He argued that if the tax cut is not extended, a family making $50,000 would face a $1,000 tax increase starting in January, and that economists from "across the spectrum" have suggested that allowing the tax cut to expire "could pose a severe drag for growth going forward."
Though most of Obama's jobs package has been panned by congressional Republicans, there were signs Tuesday that Congress eventually may approve continuing the 2 percentage point payroll tax cut, though probably not expanding it to 3.1 percent.
"In all likelihood we will agree to continue the current payroll tax relief for another year," Senate Republican leader Mitch McConnell of Kentucky said. But he cautioned, "We believe that it should be paid for."
That stipulation is sparking all sorts of political maneuvering. The Senate is likely to vote on the tax cut later this week, and both Democratic and Republican alternatives are likely to fail on party-line votes.
How to pay for the cut rather than have it swell the $909 billion deficit that the White House projects for fiscal 2012 is what's holding things up.
Senate Democrats want to fund the extension with a 3.25 percent surtax on millionaires, a proposal that Republicans have rejected over and over again — and plan to defeat again.
The millionaire tax is "a permanent tax increase on many small businesses," McConnell said.

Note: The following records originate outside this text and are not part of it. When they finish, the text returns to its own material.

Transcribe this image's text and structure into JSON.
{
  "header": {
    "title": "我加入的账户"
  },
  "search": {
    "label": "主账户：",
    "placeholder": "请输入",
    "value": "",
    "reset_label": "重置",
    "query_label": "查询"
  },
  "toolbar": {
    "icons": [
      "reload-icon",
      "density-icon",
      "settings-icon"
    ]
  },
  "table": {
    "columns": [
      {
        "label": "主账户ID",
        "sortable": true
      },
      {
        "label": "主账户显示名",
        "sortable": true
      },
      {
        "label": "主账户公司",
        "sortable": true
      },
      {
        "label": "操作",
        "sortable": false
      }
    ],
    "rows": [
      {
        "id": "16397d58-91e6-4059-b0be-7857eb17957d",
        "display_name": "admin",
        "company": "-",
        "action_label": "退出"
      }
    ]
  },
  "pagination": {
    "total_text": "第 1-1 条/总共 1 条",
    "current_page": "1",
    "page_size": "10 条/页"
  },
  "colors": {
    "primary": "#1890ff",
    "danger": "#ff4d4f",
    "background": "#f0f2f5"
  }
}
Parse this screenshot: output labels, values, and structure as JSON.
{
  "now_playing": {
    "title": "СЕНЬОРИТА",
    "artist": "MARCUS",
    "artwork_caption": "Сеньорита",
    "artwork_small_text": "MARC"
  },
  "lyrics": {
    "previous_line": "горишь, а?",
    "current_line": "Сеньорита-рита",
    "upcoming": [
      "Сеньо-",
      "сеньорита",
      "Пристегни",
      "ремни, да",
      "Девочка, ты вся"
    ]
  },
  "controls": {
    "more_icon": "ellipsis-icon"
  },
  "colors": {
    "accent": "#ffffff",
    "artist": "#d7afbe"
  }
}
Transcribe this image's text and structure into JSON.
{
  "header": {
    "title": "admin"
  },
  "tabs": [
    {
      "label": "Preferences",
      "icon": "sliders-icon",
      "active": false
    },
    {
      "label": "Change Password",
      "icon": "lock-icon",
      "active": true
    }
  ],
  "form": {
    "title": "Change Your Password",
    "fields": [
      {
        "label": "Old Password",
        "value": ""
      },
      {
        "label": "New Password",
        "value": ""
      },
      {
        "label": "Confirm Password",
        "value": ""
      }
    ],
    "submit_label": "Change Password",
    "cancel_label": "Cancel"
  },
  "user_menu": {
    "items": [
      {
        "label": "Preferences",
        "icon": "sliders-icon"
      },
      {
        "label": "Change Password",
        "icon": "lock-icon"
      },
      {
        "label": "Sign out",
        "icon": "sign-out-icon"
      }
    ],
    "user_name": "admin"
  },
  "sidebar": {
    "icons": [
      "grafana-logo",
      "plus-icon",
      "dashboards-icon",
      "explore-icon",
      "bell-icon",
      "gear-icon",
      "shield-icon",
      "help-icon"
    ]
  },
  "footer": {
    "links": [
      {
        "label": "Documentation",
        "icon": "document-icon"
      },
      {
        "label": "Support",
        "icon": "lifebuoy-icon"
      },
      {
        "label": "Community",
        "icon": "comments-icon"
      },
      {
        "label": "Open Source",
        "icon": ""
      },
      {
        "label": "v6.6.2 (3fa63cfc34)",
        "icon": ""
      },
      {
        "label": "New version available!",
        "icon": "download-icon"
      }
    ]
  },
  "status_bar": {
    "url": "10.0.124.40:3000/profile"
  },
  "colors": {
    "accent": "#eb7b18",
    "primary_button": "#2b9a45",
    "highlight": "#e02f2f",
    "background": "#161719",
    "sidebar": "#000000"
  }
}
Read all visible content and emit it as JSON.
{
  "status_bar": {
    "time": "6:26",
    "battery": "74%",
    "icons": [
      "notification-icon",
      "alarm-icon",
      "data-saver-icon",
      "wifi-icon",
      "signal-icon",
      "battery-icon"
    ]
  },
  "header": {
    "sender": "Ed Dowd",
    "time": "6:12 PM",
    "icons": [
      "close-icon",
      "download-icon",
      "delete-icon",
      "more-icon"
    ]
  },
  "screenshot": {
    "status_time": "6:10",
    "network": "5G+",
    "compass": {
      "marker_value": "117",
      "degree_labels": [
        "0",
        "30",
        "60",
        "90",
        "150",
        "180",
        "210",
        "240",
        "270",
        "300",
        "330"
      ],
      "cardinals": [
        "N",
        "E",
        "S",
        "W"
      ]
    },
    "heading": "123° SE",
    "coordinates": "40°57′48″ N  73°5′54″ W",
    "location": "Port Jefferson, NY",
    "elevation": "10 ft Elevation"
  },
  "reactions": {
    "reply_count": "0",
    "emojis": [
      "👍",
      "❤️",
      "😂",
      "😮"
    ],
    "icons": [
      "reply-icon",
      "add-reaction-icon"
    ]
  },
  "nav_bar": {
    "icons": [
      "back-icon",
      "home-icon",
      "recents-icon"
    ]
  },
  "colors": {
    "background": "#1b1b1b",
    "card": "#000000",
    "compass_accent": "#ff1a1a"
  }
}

A vote could come as soon as Thursday.
In the House of Representatives, Republicans, who control the chamber, are also in no mood for the millionaires' surtax. "It simply does not make sense to extend the payroll tax cut by raising taxes on American job creators," said House Speaker John Boehner, R-Ohio.
"We told the president in September that we stand ready to have an honest and fruitful discussion with him regarding the payroll tax extension, and that invitation stands," he added.
Republicans plan to devise an alternative way of paying for the payroll tax increase, but they have not yet announced their plans. The GOP, though, has all but ruled out Obama's proposal to reduce the rates to 3.1 percent.
"I'd be surprised if there was sentiment for that on our side," said Senate Republican Policy Committee Chairman John Thune, R-S.D.
Both sides see political gain from their current positions.
"It's hard to imagine Republicans being more out of step with the American people than they are right now," said Senate Majority Leader Harry Reid, D-Nev. "Americans want us to cut taxes for the middle class and ask millionaires to pay their fair share."
Reid, however, would not rule out increasing the federal deficit rather than taxing millionaires to pay for the tax cut — though Republicans are unlikely to embrace that approach, either.
Though Obama has insisted that his jobs package would be fully paid for, White House spokesman Jay Carney refused to say Tuesday whether Obama would sign a tax cut extension that isn't paid for.
"We don't know what the end game is yet," Carney said. "And there is no value in this process or ultimately for the American people who want and deserve this tax cut to negotiate an end game here before we've even had a vote."